Delante y detrás del dosel de las reinas, cabalgaban hombres armados, rígidos y con la visera baja. El séquito avanzaba en silencio, sin ruido de cascos ni clamores metálicos. Destacándose contra las cabezas de tormenta, marchaban hacia un monte con fosos y murallas llamado el Castillo de la Doncella, que tenía fama de ser guarida de fantasmas y refugio de brujas, un sitio temible donde por la noche podía alzarse un castillo con torres y disiparse por la mañana. Sólo acudían allí los que frecuentaban las artes mágicas.

El enorme cuervo descendió del cielo y aterrizó en los negros jaeces del negro corcel de Morgan. Le graznó con suavidad a su ama, y mientras ella lo interrogaba mecía la cabeza.

—Croc —dijo—. ¡Perro! ¡Cerdo! ¡Muerte! Lindo…, lindo… ¡Ama!

Morgan lanzó una ronca carcajada.

—Un bocado, hermanas —exclamó—. Un pastel con miel.

Lanzó al cuervo a los aires y el pájaro las condujo hacia el manzano donde dormía Lanzarote.

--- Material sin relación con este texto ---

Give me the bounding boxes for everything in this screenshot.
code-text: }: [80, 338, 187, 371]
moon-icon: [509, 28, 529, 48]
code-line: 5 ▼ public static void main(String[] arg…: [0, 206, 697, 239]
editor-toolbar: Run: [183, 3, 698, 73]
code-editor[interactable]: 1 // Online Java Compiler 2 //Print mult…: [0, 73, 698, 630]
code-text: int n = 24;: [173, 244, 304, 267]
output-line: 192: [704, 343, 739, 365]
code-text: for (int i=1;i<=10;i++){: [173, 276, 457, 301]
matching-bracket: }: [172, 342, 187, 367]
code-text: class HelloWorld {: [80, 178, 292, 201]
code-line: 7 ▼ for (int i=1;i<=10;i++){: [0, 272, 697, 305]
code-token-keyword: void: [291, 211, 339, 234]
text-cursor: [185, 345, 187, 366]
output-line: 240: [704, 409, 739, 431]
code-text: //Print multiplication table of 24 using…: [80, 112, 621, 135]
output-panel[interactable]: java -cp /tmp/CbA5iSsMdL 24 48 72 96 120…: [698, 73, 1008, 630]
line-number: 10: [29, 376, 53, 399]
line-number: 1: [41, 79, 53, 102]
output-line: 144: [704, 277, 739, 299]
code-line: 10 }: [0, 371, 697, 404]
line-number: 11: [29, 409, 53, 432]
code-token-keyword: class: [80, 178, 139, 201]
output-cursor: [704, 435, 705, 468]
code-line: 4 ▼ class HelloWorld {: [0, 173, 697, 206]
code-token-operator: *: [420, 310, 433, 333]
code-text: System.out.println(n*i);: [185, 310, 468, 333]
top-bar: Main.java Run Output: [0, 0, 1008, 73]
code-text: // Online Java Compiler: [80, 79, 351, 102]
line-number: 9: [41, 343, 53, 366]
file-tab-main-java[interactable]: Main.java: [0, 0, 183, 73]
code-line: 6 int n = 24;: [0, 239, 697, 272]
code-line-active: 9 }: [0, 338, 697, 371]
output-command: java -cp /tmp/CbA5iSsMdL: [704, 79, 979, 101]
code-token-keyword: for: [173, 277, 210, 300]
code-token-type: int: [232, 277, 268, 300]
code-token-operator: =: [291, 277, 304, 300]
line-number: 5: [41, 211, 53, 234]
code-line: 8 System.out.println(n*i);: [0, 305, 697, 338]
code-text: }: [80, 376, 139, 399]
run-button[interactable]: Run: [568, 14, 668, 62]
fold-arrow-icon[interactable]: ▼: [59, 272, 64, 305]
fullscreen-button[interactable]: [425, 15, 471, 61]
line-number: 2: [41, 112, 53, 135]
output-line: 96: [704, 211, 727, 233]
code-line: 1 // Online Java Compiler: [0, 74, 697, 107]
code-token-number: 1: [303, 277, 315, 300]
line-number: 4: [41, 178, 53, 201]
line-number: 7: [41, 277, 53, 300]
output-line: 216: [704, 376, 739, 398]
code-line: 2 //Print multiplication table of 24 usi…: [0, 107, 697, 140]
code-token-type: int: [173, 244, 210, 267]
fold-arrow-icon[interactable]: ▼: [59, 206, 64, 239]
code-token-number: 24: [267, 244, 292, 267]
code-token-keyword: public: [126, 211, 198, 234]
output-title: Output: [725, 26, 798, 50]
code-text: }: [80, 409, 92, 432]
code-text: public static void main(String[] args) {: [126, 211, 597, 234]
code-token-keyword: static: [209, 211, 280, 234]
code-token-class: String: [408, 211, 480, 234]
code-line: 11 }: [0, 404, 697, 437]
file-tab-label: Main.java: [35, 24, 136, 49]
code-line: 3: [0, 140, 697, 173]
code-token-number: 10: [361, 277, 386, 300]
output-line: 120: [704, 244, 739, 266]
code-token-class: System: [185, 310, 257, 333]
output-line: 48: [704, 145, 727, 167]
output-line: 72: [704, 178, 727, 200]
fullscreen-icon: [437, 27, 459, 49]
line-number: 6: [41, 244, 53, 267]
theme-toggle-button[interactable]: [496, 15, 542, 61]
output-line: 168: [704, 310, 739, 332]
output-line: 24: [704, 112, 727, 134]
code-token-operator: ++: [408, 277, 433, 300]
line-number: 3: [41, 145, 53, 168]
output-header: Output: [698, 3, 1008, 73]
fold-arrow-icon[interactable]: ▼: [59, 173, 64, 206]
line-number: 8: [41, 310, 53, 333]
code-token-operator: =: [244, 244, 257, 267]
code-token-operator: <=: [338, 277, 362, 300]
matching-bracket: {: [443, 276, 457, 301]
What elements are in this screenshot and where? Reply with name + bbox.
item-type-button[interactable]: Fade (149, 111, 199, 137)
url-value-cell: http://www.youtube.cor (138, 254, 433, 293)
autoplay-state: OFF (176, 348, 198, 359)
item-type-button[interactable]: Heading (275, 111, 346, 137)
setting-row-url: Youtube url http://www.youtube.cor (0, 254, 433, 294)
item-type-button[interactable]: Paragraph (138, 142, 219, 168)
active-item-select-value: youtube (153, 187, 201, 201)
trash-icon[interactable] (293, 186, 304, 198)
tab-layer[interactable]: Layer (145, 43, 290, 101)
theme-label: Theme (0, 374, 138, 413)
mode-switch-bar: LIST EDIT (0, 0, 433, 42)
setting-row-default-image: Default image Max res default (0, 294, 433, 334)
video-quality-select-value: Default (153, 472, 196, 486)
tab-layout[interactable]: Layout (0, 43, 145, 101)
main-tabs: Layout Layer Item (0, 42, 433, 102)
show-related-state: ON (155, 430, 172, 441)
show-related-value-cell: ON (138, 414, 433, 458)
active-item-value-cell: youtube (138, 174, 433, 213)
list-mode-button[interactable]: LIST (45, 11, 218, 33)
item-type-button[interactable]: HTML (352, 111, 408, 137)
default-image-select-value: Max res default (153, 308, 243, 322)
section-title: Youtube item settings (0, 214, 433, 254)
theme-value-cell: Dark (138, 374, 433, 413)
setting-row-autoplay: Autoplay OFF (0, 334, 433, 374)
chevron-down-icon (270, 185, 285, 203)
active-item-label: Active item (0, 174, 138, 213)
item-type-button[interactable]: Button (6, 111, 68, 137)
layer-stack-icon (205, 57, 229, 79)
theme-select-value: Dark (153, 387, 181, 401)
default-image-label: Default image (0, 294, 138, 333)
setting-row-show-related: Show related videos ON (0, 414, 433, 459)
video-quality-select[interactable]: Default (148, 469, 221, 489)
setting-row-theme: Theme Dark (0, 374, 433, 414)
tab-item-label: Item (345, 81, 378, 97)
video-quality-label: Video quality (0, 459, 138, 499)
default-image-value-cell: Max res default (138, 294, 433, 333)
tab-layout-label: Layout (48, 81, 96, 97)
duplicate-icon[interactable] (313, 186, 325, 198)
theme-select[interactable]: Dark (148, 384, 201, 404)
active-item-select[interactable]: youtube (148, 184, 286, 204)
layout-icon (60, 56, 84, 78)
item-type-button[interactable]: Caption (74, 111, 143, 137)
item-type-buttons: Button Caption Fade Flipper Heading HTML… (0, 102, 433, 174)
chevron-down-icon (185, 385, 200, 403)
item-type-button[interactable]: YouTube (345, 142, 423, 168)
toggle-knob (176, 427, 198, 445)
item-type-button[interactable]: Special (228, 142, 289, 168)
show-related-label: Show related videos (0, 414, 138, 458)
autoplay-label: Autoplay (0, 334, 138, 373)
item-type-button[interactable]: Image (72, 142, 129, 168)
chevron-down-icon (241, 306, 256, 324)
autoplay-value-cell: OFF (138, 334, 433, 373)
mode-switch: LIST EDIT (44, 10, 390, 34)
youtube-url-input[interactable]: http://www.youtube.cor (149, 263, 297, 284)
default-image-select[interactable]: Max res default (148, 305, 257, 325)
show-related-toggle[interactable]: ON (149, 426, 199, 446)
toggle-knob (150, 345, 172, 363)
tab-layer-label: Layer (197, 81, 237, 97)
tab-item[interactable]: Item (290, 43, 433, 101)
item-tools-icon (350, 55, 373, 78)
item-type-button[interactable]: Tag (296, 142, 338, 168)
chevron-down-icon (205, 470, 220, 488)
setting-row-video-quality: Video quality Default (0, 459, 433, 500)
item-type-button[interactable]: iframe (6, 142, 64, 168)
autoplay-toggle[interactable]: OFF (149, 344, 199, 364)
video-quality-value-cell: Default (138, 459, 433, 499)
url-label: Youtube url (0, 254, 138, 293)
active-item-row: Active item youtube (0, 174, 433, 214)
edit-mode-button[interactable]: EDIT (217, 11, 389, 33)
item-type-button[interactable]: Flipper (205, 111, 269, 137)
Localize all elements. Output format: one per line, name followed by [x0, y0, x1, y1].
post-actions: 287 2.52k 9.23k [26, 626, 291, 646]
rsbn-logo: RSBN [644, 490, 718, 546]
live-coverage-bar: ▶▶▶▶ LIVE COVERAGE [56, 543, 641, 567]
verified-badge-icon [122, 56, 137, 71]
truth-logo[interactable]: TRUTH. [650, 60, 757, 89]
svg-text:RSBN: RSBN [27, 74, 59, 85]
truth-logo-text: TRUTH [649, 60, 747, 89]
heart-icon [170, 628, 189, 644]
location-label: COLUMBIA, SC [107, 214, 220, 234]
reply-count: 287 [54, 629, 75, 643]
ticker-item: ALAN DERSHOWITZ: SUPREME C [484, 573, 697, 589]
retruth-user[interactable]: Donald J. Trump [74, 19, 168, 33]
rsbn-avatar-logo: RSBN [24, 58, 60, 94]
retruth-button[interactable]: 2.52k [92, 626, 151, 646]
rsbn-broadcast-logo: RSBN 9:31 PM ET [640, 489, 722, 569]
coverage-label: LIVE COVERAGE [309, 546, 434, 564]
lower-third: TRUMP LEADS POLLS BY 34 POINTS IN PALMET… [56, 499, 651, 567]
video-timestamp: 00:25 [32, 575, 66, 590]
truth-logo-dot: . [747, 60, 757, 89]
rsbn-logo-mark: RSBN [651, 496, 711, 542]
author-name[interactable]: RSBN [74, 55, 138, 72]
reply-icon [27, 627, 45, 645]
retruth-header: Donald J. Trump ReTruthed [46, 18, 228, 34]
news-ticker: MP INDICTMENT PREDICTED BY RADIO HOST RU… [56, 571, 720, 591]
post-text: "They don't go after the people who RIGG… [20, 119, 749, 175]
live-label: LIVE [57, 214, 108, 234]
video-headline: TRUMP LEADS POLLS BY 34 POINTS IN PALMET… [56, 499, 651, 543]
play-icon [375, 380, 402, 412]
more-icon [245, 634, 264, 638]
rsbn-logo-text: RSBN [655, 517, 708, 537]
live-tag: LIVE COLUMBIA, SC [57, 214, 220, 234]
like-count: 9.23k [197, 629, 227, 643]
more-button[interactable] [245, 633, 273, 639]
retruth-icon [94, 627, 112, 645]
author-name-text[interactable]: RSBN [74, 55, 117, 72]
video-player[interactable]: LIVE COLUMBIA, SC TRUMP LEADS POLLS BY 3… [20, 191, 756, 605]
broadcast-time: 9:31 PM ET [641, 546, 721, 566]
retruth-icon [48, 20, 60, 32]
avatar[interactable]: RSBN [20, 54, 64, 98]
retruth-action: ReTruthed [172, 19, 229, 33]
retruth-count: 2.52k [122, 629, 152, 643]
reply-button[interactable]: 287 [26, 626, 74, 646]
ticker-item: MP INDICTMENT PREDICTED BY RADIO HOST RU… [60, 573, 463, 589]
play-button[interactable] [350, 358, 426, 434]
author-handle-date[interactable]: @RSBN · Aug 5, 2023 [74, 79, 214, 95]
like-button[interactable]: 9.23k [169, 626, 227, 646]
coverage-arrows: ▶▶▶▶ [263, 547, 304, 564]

El viento de la tarde hollaba con pie invisible la hierba y las flores de la planicie que las cuatro enigmáticas reinas atravesaron cautelosamente, después de apearse, en dirección al manzano. El corcel de Lanzarote resopló y coceó, irguió las orejas y mostró el blanco de los ojos, pues los caballos son particularmente sensibles a las quiebras y hendiduras de la normalidad. Y el caballero seguía dormido, aun cuando su rostro se contorsionaba y su mano derecha se abría y cerraba con lentitud.

—No puede ser un sueño natural —dijo quedamente Morgan—. Me pregunto si alguien lo estará dominando. —Se inclinó junto a él y lo examinó—. No —dijo—. Ningún encantamiento…, sólo cansancio, el cansancio de un mes, el cansancio de un año. —Alzó los ojos negros y vio que sus encantadoras hermanas se relamían los labios como lobos en medio de una matanza—. ¿Entonces lo conocen?